As happens nightly on Broadway, the music really carries the film. Instead of Rodgers and Hammerstein, we now hear genuine folk tunes, light European favorites and the classics. The flavor of these genuinely sweet young voices (dubbed, we assume) is as distinct and clear as an Alpine bell.

Thompson concludes, "The children will love it. Nobody, certainly, will resent such a happy family, content to love one another and, thank heaven, to sing."

==Adaptations==
In 1956, Paramount Pictures purchased the United States film rights, intending to produce an English-language version with Audrey Hepburn as Maria. The studio eventually dropped its option, but one of its directors, Vincent Donehue, proposed the story as a stage musical for Mary Martin.

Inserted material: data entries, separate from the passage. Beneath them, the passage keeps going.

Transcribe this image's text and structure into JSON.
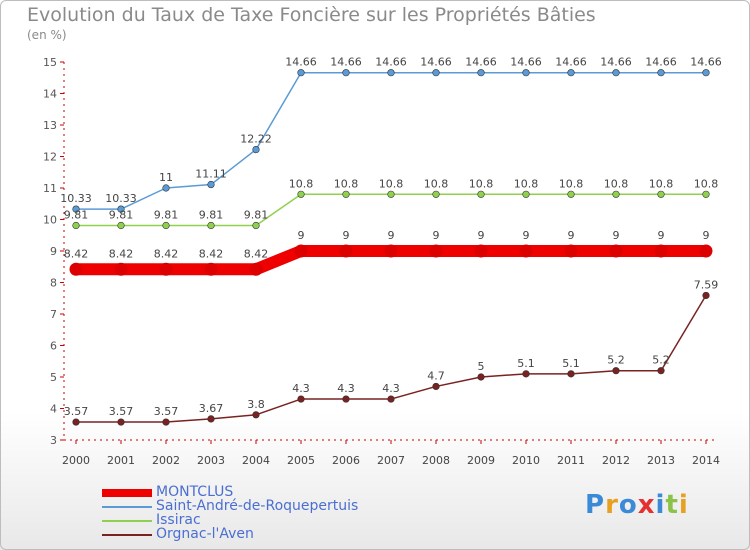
{
  "header": {
    "title": "Evolution du Taux de Taxe Foncière sur les Propriétés Bâties",
    "unit": "(en %)"
  },
  "logo": {
    "text": "Proxiti",
    "colors": [
      "#3a8ad8",
      "#e8a020",
      "#3a8ad8",
      "#e53030",
      "#3a8ad8",
      "#8bc34a",
      "#e8a020"
    ]
  },
  "chart_data": {
    "type": "line",
    "title": "Evolution du Taux de Taxe Foncière sur les Propriétés Bâties",
    "ylabel": "(en %)",
    "xlabel": "",
    "ylim": [
      3,
      15
    ],
    "yticks": [
      "3",
      "4",
      "5",
      "6",
      "7",
      "8",
      "9",
      "10",
      "11",
      "12",
      "13",
      "14",
      "15"
    ],
    "x": [
      "2000",
      "2001",
      "2002",
      "2003",
      "2004",
      "2005",
      "2006",
      "2007",
      "2008",
      "2009",
      "2010",
      "2011",
      "2012",
      "2013",
      "2014"
    ],
    "grid": false,
    "legend_position": "bottom-left",
    "series": [
      {
        "name": "Saint-André-de-Roquepertuis",
        "color": "#5b9bd5",
        "thick": false,
        "values": [
          10.33,
          10.33,
          11,
          11.11,
          12.22,
          14.66,
          14.66,
          14.66,
          14.66,
          14.66,
          14.66,
          14.66,
          14.66,
          14.66,
          14.66
        ],
        "labels": [
          "10.33",
          "10.33",
          "11",
          "11.11",
          "12.22",
          "14.66",
          "14.66",
          "14.66",
          "14.66",
          "14.66",
          "14.66",
          "14.66",
          "14.66",
          "14.66",
          "14.66"
        ]
      },
      {
        "name": "Issirac",
        "color": "#8fd14f",
        "thick": false,
        "values": [
          9.81,
          9.81,
          9.81,
          9.81,
          9.81,
          10.8,
          10.8,
          10.8,
          10.8,
          10.8,
          10.8,
          10.8,
          10.8,
          10.8,
          10.8
        ],
        "labels": [
          "9.81",
          "9.81",
          "9.81",
          "9.81",
          "9.81",
          "10.8",
          "10.8",
          "10.8",
          "10.8",
          "10.8",
          "10.8",
          "10.8",
          "10.8",
          "10.8",
          "10.8"
        ]
      },
      {
        "name": "MONTCLUS",
        "color": "#ee0000",
        "thick": true,
        "values": [
          8.42,
          8.42,
          8.42,
          8.42,
          8.42,
          9,
          9,
          9,
          9,
          9,
          9,
          9,
          9,
          9,
          9
        ],
        "labels": [
          "8.42",
          "8.42",
          "8.42",
          "8.42",
          "8.42",
          "9",
          "9",
          "9",
          "9",
          "9",
          "9",
          "9",
          "9",
          "9",
          "9"
        ]
      },
      {
        "name": "Orgnac-l'Aven",
        "color": "#7a2222",
        "thick": false,
        "values": [
          3.57,
          3.57,
          3.57,
          3.67,
          3.8,
          4.3,
          4.3,
          4.3,
          4.7,
          5,
          5.1,
          5.1,
          5.2,
          5.2,
          7.59
        ],
        "labels": [
          "3.57",
          "3.57",
          "3.57",
          "3.67",
          "3.8",
          "4.3",
          "4.3",
          "4.3",
          "4.7",
          "5",
          "5.1",
          "5.1",
          "5.2",
          "5.2",
          "7.59"
        ]
      }
    ],
    "legend": [
      {
        "name": "MONTCLUS",
        "color": "#ee0000",
        "thick": true
      },
      {
        "name": "Saint-André-de-Roquepertuis",
        "color": "#5b9bd5",
        "thick": false
      },
      {
        "name": "Issirac",
        "color": "#8fd14f",
        "thick": false
      },
      {
        "name": "Orgnac-l'Aven",
        "color": "#7a2222",
        "thick": false
      }
    ]
  }
}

Producers Richard Halliday and Leland Heyward secured the rights and hired playwrights Howard Lindsay and Russel Crouse, who had won a Pulitzer Prize for State of the Union. They approached Richard Rodgers and Oscar Hammerstein to compose one song for the musical, but the composers felt the two styles—traditional Austrian folk songs and their composition—would not work, and offered to write a new score for the entire production. The Sound of Music opened on November 16, 1959, at the Lunt-Fontanne Theatre in New York City and ran on Broadway for 1,443 performances, winning six Tony Awards, including Best Musical.

In June 1960, 20th Century Fox purchased the film rights to the Broadway musical for $1.25 million (equal to $ today) against 10% of the gross, and at that time, also purchased the rights to the two German films for distribution in the United States. 20th Century Fox combined the two German films, Die Trapp-Familie and Die Trapp-Familie in Amerika, hired Lee Kresel to dub the films in English, and released them as a single 106-minute film titled The Trapp Family on April 19, 1961.

Fox released the better-known film version of the Rodgers and Hammerstein play, starring Julie Andrews, on March 2, 1965.